Ihre Tochter macht sich auf den Weg nach Hause, von Eilat durch die Wüste, non stop – zwei Mütter und drei Kinder. Nicht wissend, wann sie ankommen. Ob sie ankommen. Eine Mail mit Verfügungen wird abgeschickt. Dazwischen Nachrichten von Freunden und Bekannten - über Social Media, Radio und Fernsehen, aber der Schrecken nimmt kein Ende. Nach fünf Tagen verordnet sich Lizzie Doron eine Nachrichtenpause und beteiligt sich an einem Erinnerungsprojekt, das den Opfern des Massakers gewidmet ist. Oft sind es nur wenige Informationen, aus denen Nachrufe entstehen. Sie schreibt mehr als vierzig: „Mit jedem Namen kam auch ein Meer von Geschichten."
Nur Fragen
Es sind Beobachtungen, Gedanken, Erinnerungen und Begegnungen, die Lizzie Doron aufschreibt, unsortiert, oft emotional, manchmal nur Bruchstücke. Man spürt die Anspannung, die Angst und die Fassungslosigkeit mit der die Menschen reagieren. Auch das Telefonat mit einem palästinensischen Freund gehört dazu. Lizzie Doron setzt sich seit langem für die Versöhnung von Israelis und Palästinensern ein, darüber hat sie geschrieben, dafür ist sie in Israel kritisiert worden. Sie ruft Muhammad an, den sie seit langem kennt. Aber sie kommt nicht ins Gespräch mit ihm. Eine schmerzhafte Erfahrung:
Na los, er soll endlich sagen, dass er schockiert ist, dass er beschämt ist, nach allem, was passiert ist. ... Ich warte auf eine Antwort."

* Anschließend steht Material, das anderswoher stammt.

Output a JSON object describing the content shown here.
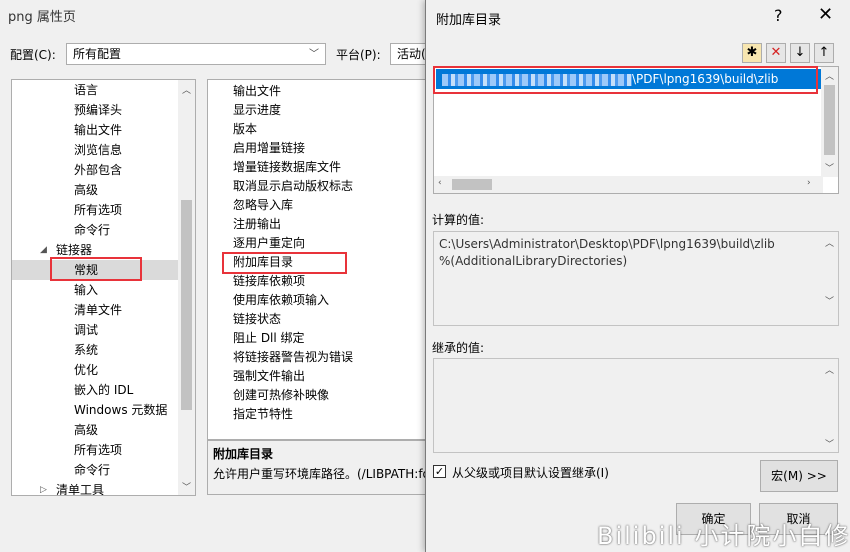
{
  "main": {
    "title": "png 属性页",
    "config_label": "配置(C):",
    "config_value": "所有配置",
    "platform_label": "平台(P):",
    "platform_value": "活动(x"
  },
  "tree": {
    "items": [
      {
        "label": "语言"
      },
      {
        "label": "预编译头"
      },
      {
        "label": "输出文件"
      },
      {
        "label": "浏览信息"
      },
      {
        "label": "外部包含"
      },
      {
        "label": "高级"
      },
      {
        "label": "所有选项"
      },
      {
        "label": "命令行"
      },
      {
        "label": "链接器"
      },
      {
        "label": "常规"
      },
      {
        "label": "输入"
      },
      {
        "label": "清单文件"
      },
      {
        "label": "调试"
      },
      {
        "label": "系统"
      },
      {
        "label": "优化"
      },
      {
        "label": "嵌入的 IDL"
      },
      {
        "label": "Windows 元数据"
      },
      {
        "label": "高级"
      },
      {
        "label": "所有选项"
      },
      {
        "label": "命令行"
      },
      {
        "label": "清单工具"
      }
    ]
  },
  "props": {
    "rows": [
      {
        "label": "输出文件"
      },
      {
        "label": "显示进度"
      },
      {
        "label": "版本"
      },
      {
        "label": "启用增量链接"
      },
      {
        "label": "增量链接数据库文件"
      },
      {
        "label": "取消显示启动版权标志"
      },
      {
        "label": "忽略导入库"
      },
      {
        "label": "注册输出"
      },
      {
        "label": "逐用户重定向"
      },
      {
        "label": "附加库目录"
      },
      {
        "label": "链接库依赖项"
      },
      {
        "label": "使用库依赖项输入"
      },
      {
        "label": "链接状态"
      },
      {
        "label": "阻止 Dll 绑定"
      },
      {
        "label": "将链接器警告视为错误"
      },
      {
        "label": "强制文件输出"
      },
      {
        "label": "创建可热修补映像"
      },
      {
        "label": "指定节特性"
      }
    ],
    "desc_title": "附加库目录",
    "desc_text": "允许用户重写环境库路径。(/LIBPATH:fo"
  },
  "dialog": {
    "title": "附加库目录",
    "help": "?",
    "close": "✕",
    "list_entry_visible": "\\PDF\\lpng1639\\build\\zlib",
    "calc_label": "计算的值:",
    "calc_line1": "C:\\Users\\Administrator\\Desktop\\PDF\\lpng1639\\build\\zlib",
    "calc_line2": "%(AdditionalLibraryDirectories)",
    "inherited_label": "继承的值:",
    "inherit_checkbox": "从父级或项目默认设置继承(I)",
    "macro_button": "宏(M) >>",
    "ok_button": "确定",
    "cancel_button": "取消"
  },
  "watermark": "Bilibili 小计院小白修"
}
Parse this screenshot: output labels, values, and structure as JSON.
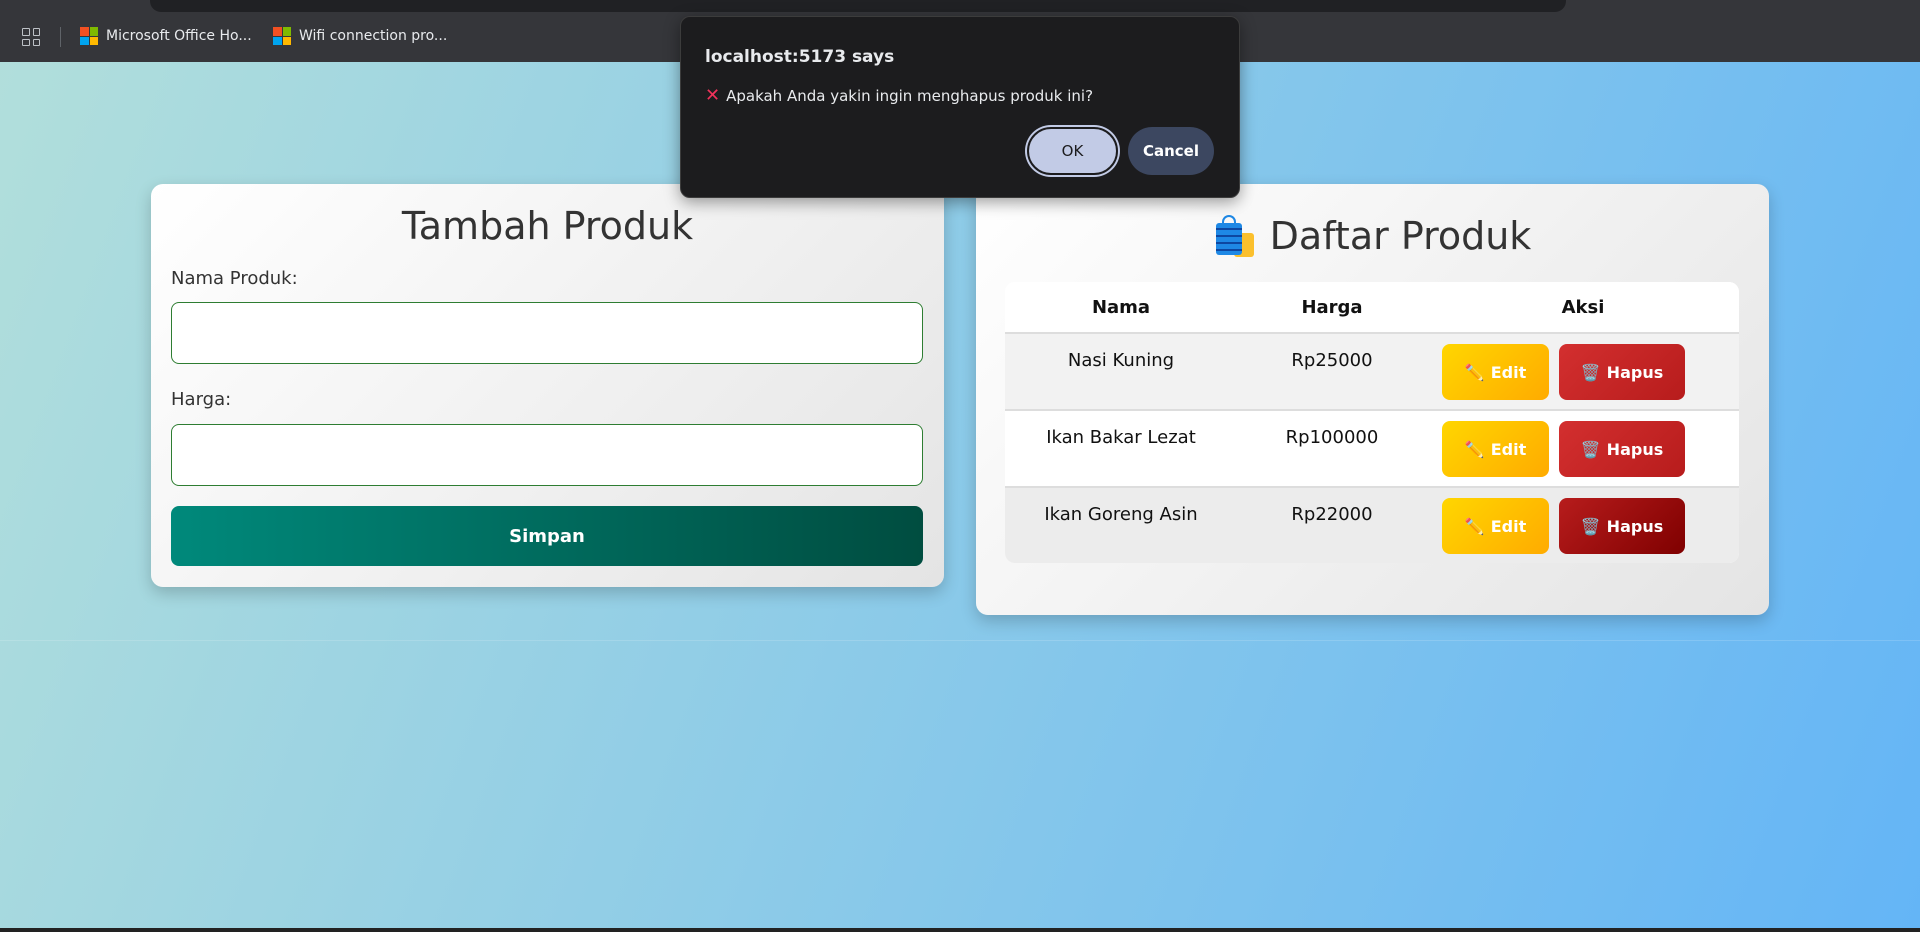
{
  "browser": {
    "bookmarks": [
      {
        "label": "Microsoft Office Ho...",
        "icon": "microsoft-icon"
      },
      {
        "label": "Wifi connection pro...",
        "icon": "microsoft-icon"
      }
    ]
  },
  "form": {
    "title": "Tambah Produk",
    "name_label": "Nama Produk:",
    "name_value": "",
    "price_label": "Harga:",
    "price_value": "",
    "save_label": "Simpan"
  },
  "list": {
    "title": "Daftar Produk",
    "icon": "shopping-bag-icon",
    "headers": [
      "Nama",
      "Harga",
      "Aksi"
    ],
    "rows": [
      {
        "name": "Nasi Kuning",
        "price": "Rp25000"
      },
      {
        "name": "Ikan Bakar Lezat",
        "price": "Rp100000"
      },
      {
        "name": "Ikan Goreng Asin",
        "price": "Rp22000"
      }
    ],
    "edit_label": "Edit",
    "delete_label": "Hapus"
  },
  "dialog": {
    "title": "localhost:5173 says",
    "icon": "cross-mark-icon",
    "message": "Apakah Anda yakin ingin menghapus produk ini?",
    "ok_label": "OK",
    "cancel_label": "Cancel"
  },
  "colors": {
    "primary": "#00897b",
    "edit": "#ffc107",
    "delete": "#c62828"
  }
}
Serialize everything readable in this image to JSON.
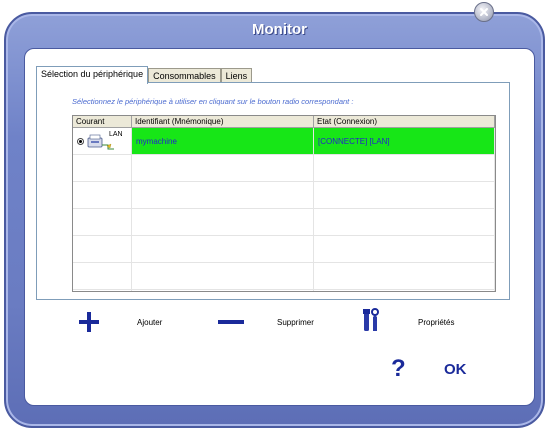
{
  "window": {
    "title": "Monitor"
  },
  "tabs": [
    {
      "label": "Sélection du périphérique",
      "active": true
    },
    {
      "label": "Consommables",
      "active": false
    },
    {
      "label": "Liens",
      "active": false
    }
  ],
  "instruction": "Sélectionnez le périphérique à utiliser en cliquant sur le bouton radio correspondant :",
  "table": {
    "headers": [
      "Courant",
      "Identifiant (Mnémonique)",
      "Etat (Connexion)"
    ],
    "rows": [
      {
        "type_label": "LAN",
        "identifier": "mymachine",
        "status": "[CONNECTE] [LAN]",
        "selected": true
      }
    ]
  },
  "actions": {
    "add_label": "Ajouter",
    "remove_label": "Supprimer",
    "properties_label": "Propriétés"
  },
  "footer": {
    "help": "?",
    "ok_label": "OK"
  },
  "colors": {
    "selected_row": "#17e617",
    "accent_blue": "#1a2a9a",
    "frame": "#6f82c8"
  }
}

Die kommt erst nach dem Beginn der Bodenoffensive in Gaza - als zorniger Vorwurf an die Israelis, die „Gaza bombardieren, plattmachen, zermalmen." Dann bricht der Kontakt ganz ab.
In der Hölle
Sie geht auf den Platz der Geiseln in Tel Aviv, beobachtet Schüler und – vor allem – Touristen, denen der Bruder eines Entführten aufgebracht zuruft:
„Die Bilder der Geiseln, die wir hier aufgehängt haben, sind schon verblichen. Einige von ihnen sind schon nicht mehr am Leben, und dieser Ort hier ist zu einem Museum, ist zur Touristenattraktion geworden ... Ich bin jeden Tag hier und schreie, damit ihr nach Jerusalem zieht und euch mit der Regierung anlegt, damit ihr die Welt auf den Kopf stellt und irgendwas unternehmt, bis sie nach Hause zurückkehren. Sie sind in der Hölle. Bitte, rettet sie!"
Lizzie Doron ist die Tochter einer Holocaust-Überlebenden und in diesen Tagen des Horrors denkt sie oft daran:
„Eines Nachts fragte ich mich laut, wie meine Mutter bloß mit all' ihren Toten gelebt hatte. Und Dani, der neben mir lag und die Frage gehört hatte, sagte: „Wie sie damit gelebt hat? Sie ist verrückt geworden."
Es sind berührende, eindringliche, schockierende Geschichten, die Lizzie Doron erzählt – über ein Leben an der Schmerzgrenze. Da ist die traditionelle Trauerfeier im Foyer ihres Hochhauses – für den Soldaten Boris, der in Gaza getötet wurde. Oder Boaz, der Kaufinteressent für ihre Wohnung, er kommt aus Be'eri und sucht eine 5-Zimmer-Wohnung - ein Zimmer für die Tochter, die getötet wurde. „Auf der Türschwelle schaut er mich an: 'Hatte ich ihnen gesagt, dass sie auch die Hunde umgebracht haben?'"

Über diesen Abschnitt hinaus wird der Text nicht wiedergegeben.